Interference with endocytic trafficking can be exploited by MCMV as a way for surveillance of the LE peptide-loading compartments. By retaining cell surface MHC-I at the endosomal crossroads, MCMV may prevent not only the exit of nascent viral peptide-loaded MHC-I complexes to the cell surface but also peptide loading in the exogenous pathway. The exchange of peptides can occur in acidic LEs (16), and viral peptide-loaded MHC-I can be presented at the cell surface by exocytosis (26). Therefore, it is important for MCMV to prevent the progression of MHC-I from EEs toward an LE peptide-loading compartment. This may be achieved by their retention at the sorting site without a direct interaction of MCMV-encoded proteins with MHC-I. Together with the prevented egress from the secretory pathway, this can be sufficient for a complete disarming of the antigen presentation machinery.

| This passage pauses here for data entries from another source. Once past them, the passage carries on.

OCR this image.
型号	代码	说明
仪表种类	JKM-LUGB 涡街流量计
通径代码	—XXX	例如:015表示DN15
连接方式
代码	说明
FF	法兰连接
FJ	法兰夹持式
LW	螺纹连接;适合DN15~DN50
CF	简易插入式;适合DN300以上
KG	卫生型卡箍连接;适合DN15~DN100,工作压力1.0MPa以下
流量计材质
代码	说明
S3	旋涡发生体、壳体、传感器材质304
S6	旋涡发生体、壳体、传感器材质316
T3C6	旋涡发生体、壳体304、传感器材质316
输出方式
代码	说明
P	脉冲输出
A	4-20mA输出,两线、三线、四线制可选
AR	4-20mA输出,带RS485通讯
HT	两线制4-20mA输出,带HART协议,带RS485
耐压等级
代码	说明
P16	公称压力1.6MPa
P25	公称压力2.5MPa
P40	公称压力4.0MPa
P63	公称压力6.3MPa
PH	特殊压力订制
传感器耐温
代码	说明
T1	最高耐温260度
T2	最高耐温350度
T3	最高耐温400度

Taken together, the striking effect of MCMV on the MHC-I cell surface level in the early phase of infection uncovers a mechanism of endosomal remodeling very early in infection. It is attractive to speculate that this remodeling evolved for the purpose of MCMV morphogenesis and that the remodeling of cellular functions occurs much before viral DNA replication. This is supported by a recent observation that the endosomal recycling compartment contributes during the envelopment of human cytomegalovirus (29). Thus, an understanding of the morphogenesis of the retention compartment may give insight into the earliest events in the formation of the assembly compartment. In addition, an understanding of the mechanism of formation of the perinuclear endosomal retention compartment that retains clathrin-dependent and clathrin-independent cargoes may contribute to an understanding of molecular and mechanistic events in endosomal maturation and the formation of recycling endosomes and LEs. These mechanisms are not yet resolved, and, as for many cellular functions, MCMV may point to main principles that drive endosomal maturation in normal cells.